Key socioeconomic drivers of adherence
Tuberculosis treatment adherence is shaped primarily by poverty, access to health services, education, social support, and stigma. Research by Mats Lönnroth Karolinska Institutet and the World Health Organization links poverty and undernutrition to both higher disease burden and lower capacity to complete prolonged treatment. Paul Farmer Harvard Medical School and Partners In Health describes how out-of-pocket costs, lost wages, and food insecurity create practical barriers to daily or monthly treatment visits. The Centers for Disease Control and Prevention emphasizes that transportation difficulties and clinic access further reduce adherence where health services are distant or understaffed.
Causes and pathways
Economic hardship reduces the ability to prioritize long-term antibiotic regimens because immediate survival needs compete with clinic attendance. Indirect costs such as travel, childcare, and time away from informal work are frequently decisive. Limited health literacy and low formal education make it harder for patients to understand the necessity of completing therapy and to navigate complex systems; reviewers and program evaluations from the World Health Organization document this linkage. Cultural beliefs and social norms interact with these material constraints: in some communities, stigma leads people to hide illness, avoid clinics, or discontinue therapy to escape discrimination, an effect documented in ethnographic work by practitioners at Partners In Health.
Consequences and context-sensitive responses
When socioeconomic obstacles reduce adherence, consequences extend beyond individual health. Interrupted treatment increases the risk of relapse, continued transmission, and development of drug-resistant tuberculosis—outcomes that strain local health systems and economies. Areas with territorial marginalization, informal settlements, or migrant populations show higher adherence challenges because legal status, transient employment, and crowded housing create both exposure and treatment disruption. Environmental conditions such as seasonal agriculture or displacement during floods can interrupt access, showing how territorial and environmental factors matter alongside income.
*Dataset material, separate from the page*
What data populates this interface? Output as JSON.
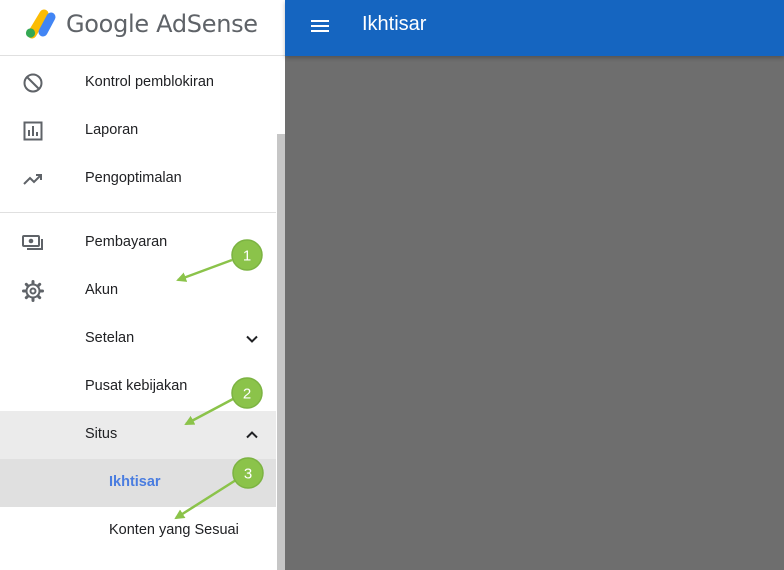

Interventions that address these drivers improve outcomes: conditional cash transfers, food support, decentralized and flexible clinic hours, and community-based delivery documented in program reports from the World Health Organization and field reports by Paul Farmer’s teams reduce barriers by targeting the socioeconomic roots of non-adherence. Sustainable improvement therefore requires combining medical therapy with social protection, workplace policies, and culturally informed community engagement to mitigate the causes and consequences of interrupted tuberculosis treatment.